臭い物に蓋をする(「臭いものに(は)蓋」のみでも成立)
- 悪事や失敗、醜聞など、都合の悪いことが、他に漏れて世間に知られないように、根本的な解決をはかることなく、一時的にその場しのぎの方法で隠そうとすること。悪臭の元を絶たないで容器の蓋を閉め、悪臭が漏れるのを防ぐということから。

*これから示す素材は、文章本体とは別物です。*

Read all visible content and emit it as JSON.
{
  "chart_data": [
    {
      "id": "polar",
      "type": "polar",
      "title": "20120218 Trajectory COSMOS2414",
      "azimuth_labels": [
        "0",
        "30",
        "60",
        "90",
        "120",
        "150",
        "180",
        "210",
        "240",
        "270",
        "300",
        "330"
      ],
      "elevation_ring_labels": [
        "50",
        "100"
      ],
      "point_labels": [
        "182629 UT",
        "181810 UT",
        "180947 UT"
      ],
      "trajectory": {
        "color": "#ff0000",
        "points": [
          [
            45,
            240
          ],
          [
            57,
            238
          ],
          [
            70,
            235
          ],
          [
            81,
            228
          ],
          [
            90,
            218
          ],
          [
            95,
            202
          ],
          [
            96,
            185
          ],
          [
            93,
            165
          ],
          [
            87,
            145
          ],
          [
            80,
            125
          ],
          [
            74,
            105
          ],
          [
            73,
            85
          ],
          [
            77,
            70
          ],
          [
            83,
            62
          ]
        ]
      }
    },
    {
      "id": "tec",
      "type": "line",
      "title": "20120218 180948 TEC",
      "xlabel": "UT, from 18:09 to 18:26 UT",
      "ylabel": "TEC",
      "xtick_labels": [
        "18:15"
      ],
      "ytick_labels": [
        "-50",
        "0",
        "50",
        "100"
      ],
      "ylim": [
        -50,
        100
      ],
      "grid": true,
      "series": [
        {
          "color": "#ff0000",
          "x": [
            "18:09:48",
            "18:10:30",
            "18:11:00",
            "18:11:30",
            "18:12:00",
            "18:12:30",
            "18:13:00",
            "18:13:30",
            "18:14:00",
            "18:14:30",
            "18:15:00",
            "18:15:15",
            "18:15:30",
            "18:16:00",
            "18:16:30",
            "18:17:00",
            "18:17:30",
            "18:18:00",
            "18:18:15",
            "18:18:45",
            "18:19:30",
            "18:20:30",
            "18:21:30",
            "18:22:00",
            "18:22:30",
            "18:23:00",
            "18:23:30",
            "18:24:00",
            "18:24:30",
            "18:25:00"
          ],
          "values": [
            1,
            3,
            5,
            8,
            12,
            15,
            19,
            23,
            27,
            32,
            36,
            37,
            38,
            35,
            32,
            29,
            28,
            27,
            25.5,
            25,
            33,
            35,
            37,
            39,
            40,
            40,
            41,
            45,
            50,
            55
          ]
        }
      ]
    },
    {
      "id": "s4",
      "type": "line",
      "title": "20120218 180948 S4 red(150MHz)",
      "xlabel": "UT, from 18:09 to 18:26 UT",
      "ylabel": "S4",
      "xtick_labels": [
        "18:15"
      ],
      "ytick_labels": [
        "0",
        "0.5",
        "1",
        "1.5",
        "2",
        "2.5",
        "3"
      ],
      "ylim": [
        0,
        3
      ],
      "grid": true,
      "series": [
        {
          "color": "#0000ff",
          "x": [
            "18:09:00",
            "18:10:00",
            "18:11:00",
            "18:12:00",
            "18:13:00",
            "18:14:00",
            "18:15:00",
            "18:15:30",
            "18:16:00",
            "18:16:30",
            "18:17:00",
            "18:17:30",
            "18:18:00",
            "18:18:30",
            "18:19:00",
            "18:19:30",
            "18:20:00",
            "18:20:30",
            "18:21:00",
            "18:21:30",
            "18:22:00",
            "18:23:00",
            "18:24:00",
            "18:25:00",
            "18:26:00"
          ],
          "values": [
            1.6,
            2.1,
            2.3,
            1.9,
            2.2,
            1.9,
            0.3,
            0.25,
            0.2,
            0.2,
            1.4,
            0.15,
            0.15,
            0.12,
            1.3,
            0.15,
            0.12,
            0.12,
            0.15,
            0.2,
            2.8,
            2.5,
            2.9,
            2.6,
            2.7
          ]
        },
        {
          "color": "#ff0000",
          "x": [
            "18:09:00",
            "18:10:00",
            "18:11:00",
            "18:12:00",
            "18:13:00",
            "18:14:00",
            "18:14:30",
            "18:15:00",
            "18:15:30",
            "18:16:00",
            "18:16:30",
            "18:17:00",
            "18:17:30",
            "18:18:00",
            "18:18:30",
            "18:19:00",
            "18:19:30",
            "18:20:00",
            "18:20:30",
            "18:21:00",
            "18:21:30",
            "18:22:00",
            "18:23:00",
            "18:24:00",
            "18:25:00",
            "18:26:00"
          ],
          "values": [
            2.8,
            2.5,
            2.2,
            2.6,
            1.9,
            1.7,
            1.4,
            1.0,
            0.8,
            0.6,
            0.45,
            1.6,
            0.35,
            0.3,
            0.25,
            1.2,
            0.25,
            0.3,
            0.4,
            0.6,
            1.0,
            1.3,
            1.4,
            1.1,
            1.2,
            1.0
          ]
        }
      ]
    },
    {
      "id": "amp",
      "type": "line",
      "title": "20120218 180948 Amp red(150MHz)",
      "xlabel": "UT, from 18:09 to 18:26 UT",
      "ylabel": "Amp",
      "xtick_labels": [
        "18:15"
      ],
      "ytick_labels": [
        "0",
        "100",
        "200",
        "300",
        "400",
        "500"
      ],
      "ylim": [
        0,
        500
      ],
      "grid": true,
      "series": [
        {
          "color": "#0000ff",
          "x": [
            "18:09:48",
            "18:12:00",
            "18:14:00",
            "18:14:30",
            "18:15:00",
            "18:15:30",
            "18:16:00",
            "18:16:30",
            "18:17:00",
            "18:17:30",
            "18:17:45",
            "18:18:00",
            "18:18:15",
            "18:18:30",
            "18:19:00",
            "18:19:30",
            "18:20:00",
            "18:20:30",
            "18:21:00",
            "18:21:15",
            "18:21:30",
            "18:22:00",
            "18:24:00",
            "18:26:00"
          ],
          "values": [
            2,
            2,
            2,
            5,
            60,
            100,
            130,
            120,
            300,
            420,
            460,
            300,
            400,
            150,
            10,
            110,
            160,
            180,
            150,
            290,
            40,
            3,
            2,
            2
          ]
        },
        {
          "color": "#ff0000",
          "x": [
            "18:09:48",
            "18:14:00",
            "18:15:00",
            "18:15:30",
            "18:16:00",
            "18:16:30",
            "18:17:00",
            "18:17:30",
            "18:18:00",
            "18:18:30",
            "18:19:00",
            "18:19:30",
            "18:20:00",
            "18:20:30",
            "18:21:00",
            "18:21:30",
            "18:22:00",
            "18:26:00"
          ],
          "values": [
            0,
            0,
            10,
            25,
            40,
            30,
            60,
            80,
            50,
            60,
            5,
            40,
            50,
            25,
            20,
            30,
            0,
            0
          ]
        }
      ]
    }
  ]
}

- そして、詮じつめれば、いづれも、単純な自己中心の物の考へ方、「その場のがれ」といふ怠惰因循な精神の反射的な欲求が根本になつてゐると思はれます。「いい子になる」こと、「人にいやな顔をされない」こと、「臭いものに蓋をする」こと、これが、日本人大多数の処世の道とさへ言ひきれるでせう。それも、つねに目前の効果を計算にいれてゐますから、自分と相手との関係によつて、その出かたはいろいろです。(岸田國士 『S夫人への手紙』)
- 上方いろはがるた:臭い物に蝿がたかる(くさいものに蝿)、腐っても鯛
- 尾張いろはがるた:果報(くゎはう)は寝て待て
- 幸田露伴『東西伊呂波短歌評釈』
- 東のは臭腐のもの須らく之を掩ふべきを云ひ、西のは穢は又おのづから穢を引きて、臭物の蒼蝿を致すことを云へり。古は西の短語「くさいものに蝿」と無くして「くさつても鯛」とありし由、今のかるたにも、画には鯛を描けり。腐つても鯛と云へる諺は余り好ましからず。